A large warehouse in the cimetière Notre-Dame-des-Neiges which is currently used to house mechanical equipment could be transformed to accommodate hundreds of human remains during the pandemic.
Our Office investigation, it was learned that the location has refrigeration units and structures of storage that can accommodate up to 700 dead.
For Patrick Chartrand, of the union of workers of the cimetière Notre-Dame-des-Neiges, this is a non-sense.
“It has been designed for a possible pandemic and it serves as a warehouse for vehicles “, he laments.
All of this equipment is currently disassembled in a section of the warehouse, but discussions have already taken place with the public health and safety, civil for a possible use.
“It has never been fitted, but the stock is there. It was requested to notify us one month in advance, since it has not been cleaned for years “, says the spokesperson of the cemetery, Daniel Granger.
In 2009, public health had also seen this place in case of high mortality related to the epidemic of H1N1. At the time, the building was almost nine.
Another place also
In addition to this warehouse, the cemetery has 500 other seats available near the crematorium.
It is far from the morgue, the largest in Montreal.
Currently, less than a hundred seats have been used to store bodies.
However, since the start of the pandemic, hospitals and funeral homes have preferred to rent containers or trailers, and refrigerated to cope with the increase in the number of deaths linked to the virus.
“It was a container for security reasons. If it came to overflow, we could use it, ” explains Lucie Marsolais, director-general of the funerary Complex Aeterna in Saint-Laurent.
According to it, the 75 places available to the funeral home, however, have been sufficient to absorb the increase in deaths since the beginning of the crisis.
In several places, as in the funerary Complex Aeterna, we opted for refrigerated containers.
This is not the only place where one is as well.
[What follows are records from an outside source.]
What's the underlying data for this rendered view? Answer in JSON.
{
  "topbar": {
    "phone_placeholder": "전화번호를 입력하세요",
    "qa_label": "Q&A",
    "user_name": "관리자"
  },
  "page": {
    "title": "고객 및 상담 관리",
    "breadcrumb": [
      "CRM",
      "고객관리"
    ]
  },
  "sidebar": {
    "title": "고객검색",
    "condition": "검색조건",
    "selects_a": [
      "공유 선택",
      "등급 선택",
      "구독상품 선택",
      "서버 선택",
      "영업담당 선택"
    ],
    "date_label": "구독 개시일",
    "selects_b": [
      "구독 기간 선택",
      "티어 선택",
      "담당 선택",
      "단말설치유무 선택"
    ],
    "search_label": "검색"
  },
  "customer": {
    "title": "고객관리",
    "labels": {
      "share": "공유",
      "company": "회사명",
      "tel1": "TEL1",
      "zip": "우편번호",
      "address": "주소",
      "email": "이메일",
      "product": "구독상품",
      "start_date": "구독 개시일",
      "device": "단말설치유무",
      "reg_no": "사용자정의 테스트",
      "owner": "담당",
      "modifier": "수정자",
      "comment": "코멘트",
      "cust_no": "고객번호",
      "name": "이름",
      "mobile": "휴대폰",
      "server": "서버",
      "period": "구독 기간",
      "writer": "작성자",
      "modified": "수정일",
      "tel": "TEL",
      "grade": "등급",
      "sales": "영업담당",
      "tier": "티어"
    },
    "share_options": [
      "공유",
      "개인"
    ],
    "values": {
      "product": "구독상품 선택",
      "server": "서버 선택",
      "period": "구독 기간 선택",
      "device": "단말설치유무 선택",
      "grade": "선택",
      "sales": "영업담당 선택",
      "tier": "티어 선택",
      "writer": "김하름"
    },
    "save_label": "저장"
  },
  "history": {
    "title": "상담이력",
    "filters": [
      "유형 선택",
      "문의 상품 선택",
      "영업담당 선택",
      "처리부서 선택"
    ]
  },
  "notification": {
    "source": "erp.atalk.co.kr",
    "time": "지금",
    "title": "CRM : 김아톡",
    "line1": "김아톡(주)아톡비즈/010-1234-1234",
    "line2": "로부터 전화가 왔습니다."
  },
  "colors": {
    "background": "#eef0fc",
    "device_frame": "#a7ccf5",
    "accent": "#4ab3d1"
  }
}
Trailers refrigerated have also been arranged on the side of the funeral home Urgel Bourgie/Athos.
According to Lucie Marsolais, transporting the mortal remains for storage at the cemetery located in the city centre could go against the wishes of the deceased and cause additional costs.
♦ There are currently 1500 places in funeral homes and 225 in the hospitals of Montreal, according to the contingency plan of public health.
Arenas could also be used
In the case of high mortality related to the pandemic, the public health could make use of arenas to store— the mortal remains cool.
This solution for the least unusual had been part of the plans for the epidemic of H1N1 influenza.
It is as well as the City of Montreal would have had to pay arenas in the boroughs most affected.
For the moment, the emergency plan for the management of human remains indicates that Montreal may have to provide alternative sites in the event of a too high pressure on the morgues, funeral homes and hospitals.
“According to the needs, one or more alternative places are opened by the City of Montreal, in collaboration with private enterprises, to ensure the storage of the deceased from the community and institutions of health “, it is written in the contingency plan for the increase in deaths related to the COVID-19.
As in Spain
In some countries in Europe, the arenas were used to store the bodies during the peak of deaths from the coronavirus. Thus, in Spain, we had recourse to an olympic ice rink in the city of Madrid to serve as a morgue.
The exception was taken on the 23rd march to relieve the hospitals of the region, which groaned under the dead. At the height of the crisis, Spain had hundreds of deaths per day, far from the situation in Quebec where the maximum deaths in a single day has reached 163.
In England, the skating rink in Milton Keynes has been equipped to accommodate up to 2800 dead bodies to the required temperature.
In the United States, the state of Maryland has leased two arenas with a view to use it as a morgue temporarily.
For the moment, the only arenas used in Quebec have rather been used to treat patients with the COVID-19. It is as well as a temporary hospital has been arranged by the Red Cross at the arena Jacques-Lemaire, in the borough of LaSalle.
In the last few days, the ice of the Place Bell in Laval has also been transformed into a centre for the sick.
Elsewhere, as in Sept-Îles and Baie-Comeau, arenas served as venues for screening tests, including the steering wheel.